Para congraciarse con el emperador, antes de zarpar el capitán del barco propuso cambiar de rumbo, no ir a Francia y a cambio soltarlos en Lisboa, a merced del nuevo gobierno absolutista. Hubiera significado un juicio sin garantías y años de cárcel, quizá la ejecución, para los diputados.
—Nunca consentiré algo semejante, sería una felonía —le respondió Pedro, y le dejó con la sonrisa congelada.
Leopoldina perdía un amigo, un consejero, un apoyo. Estaba desolada. Ni siquiera le habían permitido despedirse de él. Fiel a su amistad, le escribió:
«He averiguado que esta mujer
(refiriéndose a Domitila)
ha recibido doce contos como premio a su trabajo. Lo he leído con mis propios ojos en una carta escrita por una mano augusta que así lo relataba.»
Con esta carta iniciaba una correspondencia que se prolongaría durante años, a pesar del riesgo que conllevaba hacerlo con el enemigo acérrimo de su marido.
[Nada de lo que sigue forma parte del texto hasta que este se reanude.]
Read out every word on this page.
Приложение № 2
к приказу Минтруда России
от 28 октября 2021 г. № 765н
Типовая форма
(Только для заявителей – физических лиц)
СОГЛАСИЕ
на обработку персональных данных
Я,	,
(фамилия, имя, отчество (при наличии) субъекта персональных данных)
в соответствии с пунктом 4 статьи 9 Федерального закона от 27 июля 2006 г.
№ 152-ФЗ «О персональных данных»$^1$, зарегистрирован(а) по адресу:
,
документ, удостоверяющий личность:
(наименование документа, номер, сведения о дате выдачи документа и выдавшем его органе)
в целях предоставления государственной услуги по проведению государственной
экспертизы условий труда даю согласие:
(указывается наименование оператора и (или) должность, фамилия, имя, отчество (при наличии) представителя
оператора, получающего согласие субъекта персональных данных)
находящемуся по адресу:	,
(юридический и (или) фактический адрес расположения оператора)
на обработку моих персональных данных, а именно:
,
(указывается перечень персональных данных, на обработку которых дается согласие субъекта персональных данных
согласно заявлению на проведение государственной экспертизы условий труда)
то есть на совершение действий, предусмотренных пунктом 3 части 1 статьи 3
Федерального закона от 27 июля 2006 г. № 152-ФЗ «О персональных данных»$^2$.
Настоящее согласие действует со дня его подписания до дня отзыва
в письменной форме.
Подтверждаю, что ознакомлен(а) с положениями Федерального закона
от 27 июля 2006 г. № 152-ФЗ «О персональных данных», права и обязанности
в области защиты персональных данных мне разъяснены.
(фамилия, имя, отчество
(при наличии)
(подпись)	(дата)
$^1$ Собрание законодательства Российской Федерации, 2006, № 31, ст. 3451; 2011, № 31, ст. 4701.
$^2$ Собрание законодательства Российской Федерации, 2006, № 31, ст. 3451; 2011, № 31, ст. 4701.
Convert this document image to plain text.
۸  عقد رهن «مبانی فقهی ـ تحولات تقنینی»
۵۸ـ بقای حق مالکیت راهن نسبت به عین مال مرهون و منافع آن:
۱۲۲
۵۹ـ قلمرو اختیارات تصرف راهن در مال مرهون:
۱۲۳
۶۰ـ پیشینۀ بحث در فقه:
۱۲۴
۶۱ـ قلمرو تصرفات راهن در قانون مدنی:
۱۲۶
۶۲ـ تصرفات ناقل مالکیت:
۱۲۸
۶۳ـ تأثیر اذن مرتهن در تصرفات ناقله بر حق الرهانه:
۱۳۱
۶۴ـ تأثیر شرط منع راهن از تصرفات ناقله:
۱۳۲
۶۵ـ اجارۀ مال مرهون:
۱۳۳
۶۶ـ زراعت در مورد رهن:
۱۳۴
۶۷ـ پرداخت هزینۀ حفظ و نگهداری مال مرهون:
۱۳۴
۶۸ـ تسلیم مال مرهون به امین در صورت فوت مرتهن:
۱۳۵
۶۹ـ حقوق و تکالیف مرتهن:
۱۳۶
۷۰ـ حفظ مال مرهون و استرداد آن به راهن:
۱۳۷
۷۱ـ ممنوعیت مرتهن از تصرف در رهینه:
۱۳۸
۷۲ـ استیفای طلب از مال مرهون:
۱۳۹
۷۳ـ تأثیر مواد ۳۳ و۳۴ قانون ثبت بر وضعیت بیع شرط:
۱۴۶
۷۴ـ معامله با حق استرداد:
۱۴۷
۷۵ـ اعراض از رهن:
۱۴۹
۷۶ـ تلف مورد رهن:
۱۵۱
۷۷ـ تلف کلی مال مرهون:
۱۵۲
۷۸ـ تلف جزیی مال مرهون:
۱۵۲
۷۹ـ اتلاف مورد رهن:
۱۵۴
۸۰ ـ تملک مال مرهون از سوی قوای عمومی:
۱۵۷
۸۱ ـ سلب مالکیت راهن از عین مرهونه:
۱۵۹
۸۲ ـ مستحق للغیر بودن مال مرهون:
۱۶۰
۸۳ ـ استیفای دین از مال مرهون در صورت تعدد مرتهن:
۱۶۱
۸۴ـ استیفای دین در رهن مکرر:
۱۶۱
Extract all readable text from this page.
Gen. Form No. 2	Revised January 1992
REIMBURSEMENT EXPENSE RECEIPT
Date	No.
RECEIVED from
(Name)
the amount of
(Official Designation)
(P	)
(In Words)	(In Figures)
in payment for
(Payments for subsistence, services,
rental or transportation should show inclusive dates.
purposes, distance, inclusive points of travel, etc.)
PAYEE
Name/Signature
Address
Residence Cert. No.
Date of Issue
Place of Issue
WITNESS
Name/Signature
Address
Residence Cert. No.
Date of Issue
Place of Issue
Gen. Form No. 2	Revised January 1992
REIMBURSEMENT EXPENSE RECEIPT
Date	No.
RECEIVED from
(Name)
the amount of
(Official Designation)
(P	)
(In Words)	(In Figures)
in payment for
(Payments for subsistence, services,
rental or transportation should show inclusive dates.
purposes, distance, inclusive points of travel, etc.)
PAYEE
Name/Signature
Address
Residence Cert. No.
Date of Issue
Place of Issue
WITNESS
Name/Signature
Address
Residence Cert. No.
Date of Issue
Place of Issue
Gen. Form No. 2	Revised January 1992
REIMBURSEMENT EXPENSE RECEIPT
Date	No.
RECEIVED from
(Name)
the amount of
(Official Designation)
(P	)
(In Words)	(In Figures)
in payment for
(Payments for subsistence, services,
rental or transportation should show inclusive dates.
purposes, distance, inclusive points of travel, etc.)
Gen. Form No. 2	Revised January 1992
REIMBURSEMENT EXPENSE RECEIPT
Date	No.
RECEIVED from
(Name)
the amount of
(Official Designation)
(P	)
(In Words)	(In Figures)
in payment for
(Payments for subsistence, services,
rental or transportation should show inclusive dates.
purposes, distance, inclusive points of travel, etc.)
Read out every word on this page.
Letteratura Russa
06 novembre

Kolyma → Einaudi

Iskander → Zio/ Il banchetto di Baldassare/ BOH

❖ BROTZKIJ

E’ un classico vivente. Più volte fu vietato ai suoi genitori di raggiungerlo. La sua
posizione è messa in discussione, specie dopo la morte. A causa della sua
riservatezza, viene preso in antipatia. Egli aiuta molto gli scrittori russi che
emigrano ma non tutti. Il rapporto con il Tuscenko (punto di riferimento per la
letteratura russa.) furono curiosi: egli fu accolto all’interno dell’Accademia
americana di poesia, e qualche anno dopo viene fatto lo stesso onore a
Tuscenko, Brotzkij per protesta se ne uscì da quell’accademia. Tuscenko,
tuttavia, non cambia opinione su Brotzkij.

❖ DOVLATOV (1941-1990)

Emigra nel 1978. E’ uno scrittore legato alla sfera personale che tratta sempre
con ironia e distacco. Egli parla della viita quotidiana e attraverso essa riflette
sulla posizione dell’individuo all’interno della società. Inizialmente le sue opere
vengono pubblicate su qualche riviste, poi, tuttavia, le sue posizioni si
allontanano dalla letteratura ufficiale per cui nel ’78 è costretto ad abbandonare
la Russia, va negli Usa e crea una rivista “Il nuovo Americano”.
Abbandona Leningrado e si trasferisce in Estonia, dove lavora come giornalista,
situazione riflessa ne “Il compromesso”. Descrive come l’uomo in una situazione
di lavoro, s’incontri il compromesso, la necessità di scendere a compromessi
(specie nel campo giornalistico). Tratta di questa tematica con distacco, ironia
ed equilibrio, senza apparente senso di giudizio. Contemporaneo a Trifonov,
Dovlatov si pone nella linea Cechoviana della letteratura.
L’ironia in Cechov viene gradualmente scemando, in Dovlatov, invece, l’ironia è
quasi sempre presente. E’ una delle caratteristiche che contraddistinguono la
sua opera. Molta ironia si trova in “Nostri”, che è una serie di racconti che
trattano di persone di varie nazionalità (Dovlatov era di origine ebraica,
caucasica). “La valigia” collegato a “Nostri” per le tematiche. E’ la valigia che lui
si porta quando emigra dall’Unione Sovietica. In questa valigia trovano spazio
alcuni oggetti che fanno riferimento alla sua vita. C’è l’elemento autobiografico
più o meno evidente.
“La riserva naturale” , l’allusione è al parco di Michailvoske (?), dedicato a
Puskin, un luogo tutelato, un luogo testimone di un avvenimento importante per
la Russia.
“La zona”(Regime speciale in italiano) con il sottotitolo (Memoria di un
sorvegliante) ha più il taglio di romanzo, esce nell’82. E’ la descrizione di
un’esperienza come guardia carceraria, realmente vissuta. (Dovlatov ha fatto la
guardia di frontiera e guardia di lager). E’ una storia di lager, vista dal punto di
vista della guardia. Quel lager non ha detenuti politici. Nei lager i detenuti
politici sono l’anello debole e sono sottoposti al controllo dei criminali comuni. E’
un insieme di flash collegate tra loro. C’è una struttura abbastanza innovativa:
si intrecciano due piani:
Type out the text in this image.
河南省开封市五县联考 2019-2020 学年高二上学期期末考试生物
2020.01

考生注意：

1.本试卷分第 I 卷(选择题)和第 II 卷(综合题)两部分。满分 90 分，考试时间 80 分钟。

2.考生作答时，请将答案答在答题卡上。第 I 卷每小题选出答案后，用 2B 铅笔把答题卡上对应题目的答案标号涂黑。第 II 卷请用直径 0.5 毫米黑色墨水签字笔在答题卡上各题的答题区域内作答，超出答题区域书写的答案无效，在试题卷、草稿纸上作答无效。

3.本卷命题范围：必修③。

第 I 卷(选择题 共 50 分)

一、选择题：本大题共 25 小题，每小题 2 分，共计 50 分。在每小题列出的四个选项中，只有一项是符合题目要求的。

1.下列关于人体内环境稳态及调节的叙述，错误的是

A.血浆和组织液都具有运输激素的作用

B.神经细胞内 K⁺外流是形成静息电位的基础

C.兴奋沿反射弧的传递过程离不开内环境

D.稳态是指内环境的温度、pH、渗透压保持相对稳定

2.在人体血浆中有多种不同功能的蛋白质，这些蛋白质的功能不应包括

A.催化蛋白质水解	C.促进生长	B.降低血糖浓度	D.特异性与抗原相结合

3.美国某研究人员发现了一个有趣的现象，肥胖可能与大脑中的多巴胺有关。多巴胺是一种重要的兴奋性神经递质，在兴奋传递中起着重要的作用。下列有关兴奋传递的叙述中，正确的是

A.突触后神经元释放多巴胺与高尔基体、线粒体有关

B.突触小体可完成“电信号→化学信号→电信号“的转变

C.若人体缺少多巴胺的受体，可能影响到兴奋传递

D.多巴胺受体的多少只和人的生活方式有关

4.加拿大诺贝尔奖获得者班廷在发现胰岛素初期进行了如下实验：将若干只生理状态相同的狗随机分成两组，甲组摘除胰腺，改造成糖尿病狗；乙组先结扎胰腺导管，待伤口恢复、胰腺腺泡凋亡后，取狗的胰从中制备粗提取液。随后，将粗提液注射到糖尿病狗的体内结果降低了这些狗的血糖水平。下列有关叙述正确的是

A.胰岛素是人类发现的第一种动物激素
Esa correspondencia, Bonifacio la conservó toda su vida en una bolsa de terciopelo verde.
Domitila, por su parte, se libraba de un escollo importante que le impedía formar parte del círculo íntimo del emperador. En esa peculiar guerra, había ganado una batalla decisiva. En la recepción de la corte que se organizó semanas después para celebrar el primer aniversario de la coronación, hizo su aparición vestida de blanco, con una sonrisa radiante, un aire de triunfo y el rostro enmarcado por una guirnalda de capullos de rosa que contrastaban con su cabello de azabache recogido en un moño. A la altura del pecho lucía una rama de cafetal bien grande.
Mientras, dos militares que se presentaron como amigos de los hermanos Bonifacio, se ponían en contacto con Leopoldina. El plan que le propusieron contemplaba forzar al emperador a que abdicase para después mandarlo al exilio. Los Bonifacio querían hacer pagar a Pedro con la misma moneda.
—A continuación le entregaríamos a su majestad la corona de Brasil.